Vaksin Palsu, Walhi Sebut Pengawasan Limbah B3 Infeksius Lemah

Reading time: 2 menit
vaksin palsu
Ilustrasi: emergencymgmt.com

Jakarta (Greeners) – Terkuaknya kasus vaksin palsu seakan membuktikan adanya kelemahan dalam sistem pengawasan limbah rumah sakit. Direktur Eksekutif Wahana Lingkungan Hidup (Walhi) Jakarta Puput TD Putra menyatakan, botol vaksin yang digunakan oleh pelaku pemalsu vaksin bisa jadi berasal dari botol bekas yang digolongkan sebagai limbah bahan berbahaya dan beracun (B3) rumah sakit.

Apalagi, kasus vaksin palsu telah beredar sejak tahun 2003 sehingga membuat masyarakat bertanya-tanya tentang kualitas pengawasan terhadap limbah medis, baik klinik maupun rumah sakit. Belum lagi, lanjut Puput, adanya celah bisnis yang menggiurkan bagi oknum-oknum tidak bertanggungjawab.

“Faktor pengawasan bisa menjadi sebab adanya vaksin palsu karena faktanya hal yang di awasi saja bisa dipalsukan. Adanya celah bisnis yang menggiurkan oknum juga salah satu pemicunya. Terbukti transaksi vaksin palsu ini sudah berjalan bertahun- tahun,” katanya kepada Greeners, Jakarta, Senin (11/07).

BACA JUGA: BPOM Beberkan Daftar 12 Jenis Vaksin Palsu

Mencuatnya kasus vaksin palsu ini pula, terangnya, telah diprediksi melalui hasil riset yang dilakukan oleh Walhi Jakarta tentang pengelolaan limbah padat B3 infeksius. Ia mengatakan, pengelolaan tersebut sangat penting mengingat banyak limbah padat beralih menjadi alat permainan anak-anak atau barang baru.
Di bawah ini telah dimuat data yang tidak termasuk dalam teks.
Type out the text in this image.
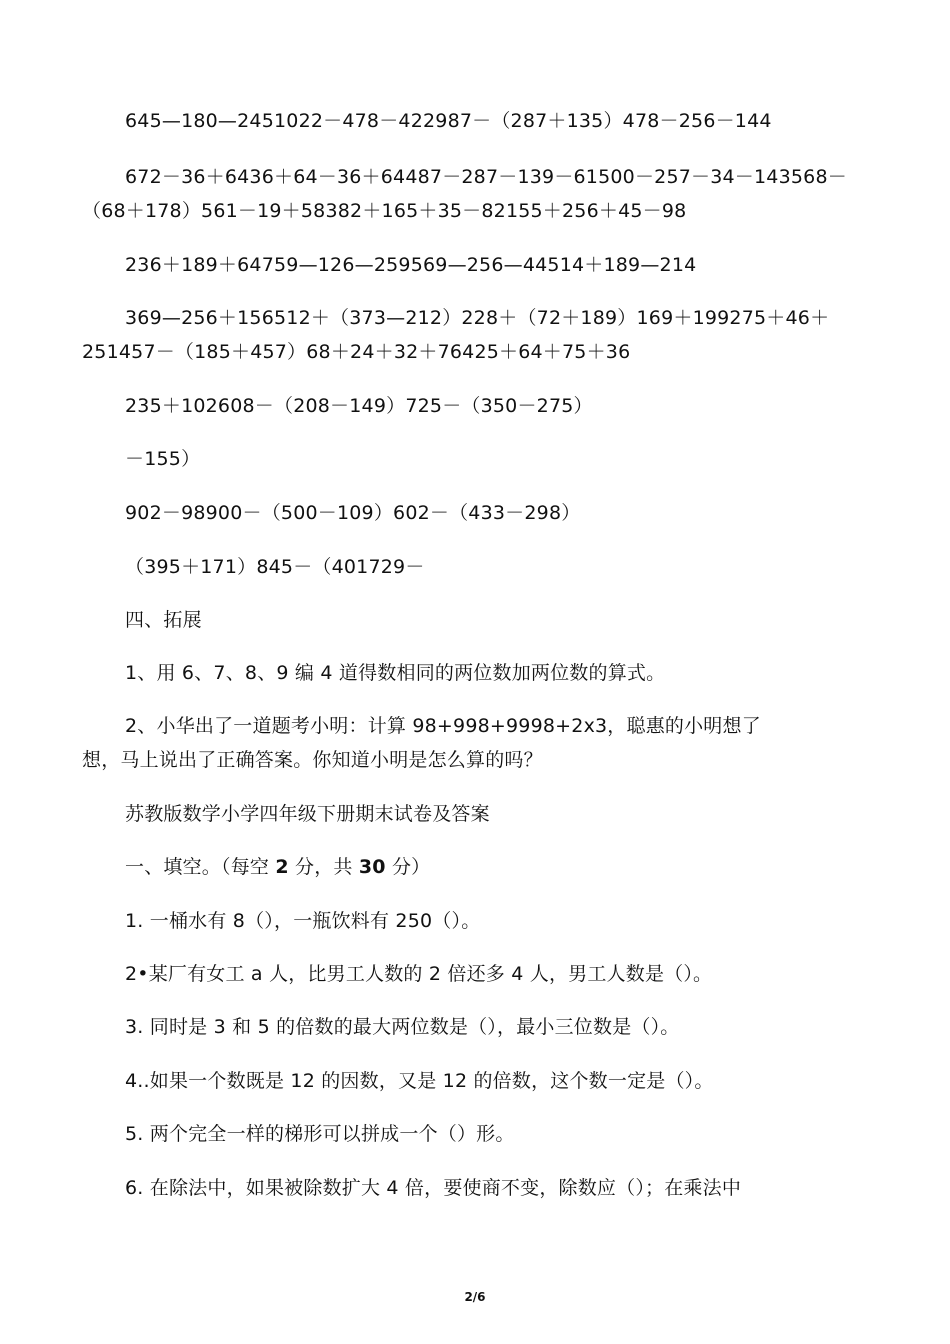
645—180—2451022－478－422987－（287＋135）478－256－144
672－36＋6436＋64－36＋64487－287－139－61500－257－34－143568－
（68＋178）561－19＋58382＋165＋35－82155＋256＋45－98
236＋189＋64759—126—259569—256—44514＋189—214
369—256＋156512＋（373—212）228＋（72＋189）169＋199275＋46＋
251457－（185＋457）68＋24＋32＋76425＋64＋75＋36
235＋102608－（208－149）725－（350－275）
－155）
902－98900－（500－109）602－（433－298）
（395＋171）845－（401729－
四、拓展
1、用 6、7、8、9 编 4 道得数相同的两位数加两位数的算式。
2、小华出了一道题考小明：计算 98+998+9998+2x3，聪惠的小明想了
想，马上说出了正确答案。你知道小明是怎么算的吗？
苏教版数学小学四年级下册期末试卷及答案
一、填空。（每空 2 分，共 30 分）
1. 一桶水有 8（），一瓶饮料有 250（）。
2•某厂有女工 a 人，比男工人数的 2 倍还多 4 人，男工人数是（）。
3. 同时是 3 和 5 的倍数的最大两位数是（），最小三位数是（）。
4..如果一个数既是 12 的因数，又是 12 的倍数，这个数一定是（）。
5. 两个完全一样的梯形可以拼成一个（）形。
6. 在除法中，如果被除数扩大 4 倍，要使商不变，除数应（）；在乘法中
2/6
Padahal, limbah tersebut harus diperiksa dahulu kadar racunnya agar tidak berdampak buruk untuk kesehatan masyarakat.

“Limbah infeksius maupun limbah tajam yang dihasilkan dari rumah sakit ini kan tidak bisa langsung dibuang ke tempat pembuangan akhir (TPA),” katanya lagi.

Menurut Puput, Walhi siap untuk bekerjasama dengan pemerintah untuk melakukan audit lingkungan di rumah sakit atau tempat pengolahan limbah B3 agar terpetakan masalah-masalah terkait pengelolaan limbah infeksius di rumah sakit maupun sarana kesehatan lainnya. Walhi Jakarta juga menyarankan pengolahan limbah langsung di lakukan di Rumah Sakit tanpa melalui pihak ketiga.

Sementara itu, Sinta Saptarina, Direktur Penilaian Kinerja Pengelolaan Limbah B3 dan Limbah Non B3 Kementerian Lingkungan Hidup dan Kehutanan (KLHK), mengaku tidak melihat adanya kaitan antara pengawasan limbah medis terhadap kasus vaksin palsu. Menurutnya, vaksin merupakan bahan baku dan limbah medis merupakan hasil kegiatan pengelolaan fasilitas pelayanan kesehatan (Fasyankes) baik rumah sakit, puskesmas, klinik dan sarana kesehatan lainnya.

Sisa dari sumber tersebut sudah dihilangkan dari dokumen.